Loch Lomond And Trossachs National Park Planning Authority

Tyneshandon is a mid-19th century multi-use building which is a central building in the village of Strone. It is typical of the type of building found alongside Clyde piers and contributes to the group of buildings on the Strone shore. Tyneshandon, overlooking Strone Pier, is a 5-bay 2-storey building with a projecting gable front to the W and a cast iron columned porch.

Tyneshandon was probably built at around the same time as the pier at Strone (1847) and is likely to have been a tenement with services such as a ticket office for steamer passengers on the ground floor. The building has changed little since it was built, with 5 window bays on the first floor, those to the gable front hoodmoulded. On the ground floor , there were at least two businesses, one of which had the barleytwist-columned porch added later in the 19th century. On this front there are are a further two entrances. To the rear there are two doors, one opening to the central stair. The windows may have been lying-pane to both the top and the bottom originally, but the lower panes have since been replaced with plate glass on the front elevation. The eaves are overhanging to all sides, with the exception of part of the rear elevation.

The buildings to the rear of Tyneshandon and two lean-to porches on the rear elevation were in the process of demolition at the time of the site visit (August 2004).

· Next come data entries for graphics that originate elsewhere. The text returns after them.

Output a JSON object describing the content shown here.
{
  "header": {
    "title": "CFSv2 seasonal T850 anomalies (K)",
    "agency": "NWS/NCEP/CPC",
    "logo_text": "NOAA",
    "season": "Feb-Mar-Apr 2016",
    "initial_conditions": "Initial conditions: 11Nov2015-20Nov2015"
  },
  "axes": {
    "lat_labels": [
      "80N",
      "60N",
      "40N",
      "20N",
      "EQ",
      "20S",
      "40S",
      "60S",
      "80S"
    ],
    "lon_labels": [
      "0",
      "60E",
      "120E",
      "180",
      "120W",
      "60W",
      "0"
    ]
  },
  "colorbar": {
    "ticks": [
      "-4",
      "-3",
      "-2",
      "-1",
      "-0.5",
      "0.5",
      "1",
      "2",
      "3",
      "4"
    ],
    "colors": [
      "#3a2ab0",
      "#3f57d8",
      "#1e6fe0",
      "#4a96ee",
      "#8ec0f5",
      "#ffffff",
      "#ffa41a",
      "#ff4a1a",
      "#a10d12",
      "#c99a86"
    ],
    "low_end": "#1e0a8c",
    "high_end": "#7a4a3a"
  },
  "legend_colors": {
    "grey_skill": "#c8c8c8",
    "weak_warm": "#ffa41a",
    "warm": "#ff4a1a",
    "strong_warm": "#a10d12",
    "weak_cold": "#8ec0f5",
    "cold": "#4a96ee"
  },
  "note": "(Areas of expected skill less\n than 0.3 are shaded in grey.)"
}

Materials: painted squared sandstone to front elevation, painted rubble with sandstone dressings to rear. Slate roof with stone stacks. Cast iron rooflights. Cast iron porch with corrugated asbestos roof. Timber sash and case windows, lying-pane and plate glass.

Statement of Interest

The resort of Strone developed in the mid-19th century as a continuation of the development of the Shore of the Holy Loch which started at Kilmun in the late 1920s, when marine engineer David Napier feued a stretch of land. The pier at Strone was initially built in 1847 and communicated daily with Glasgow and Greenock.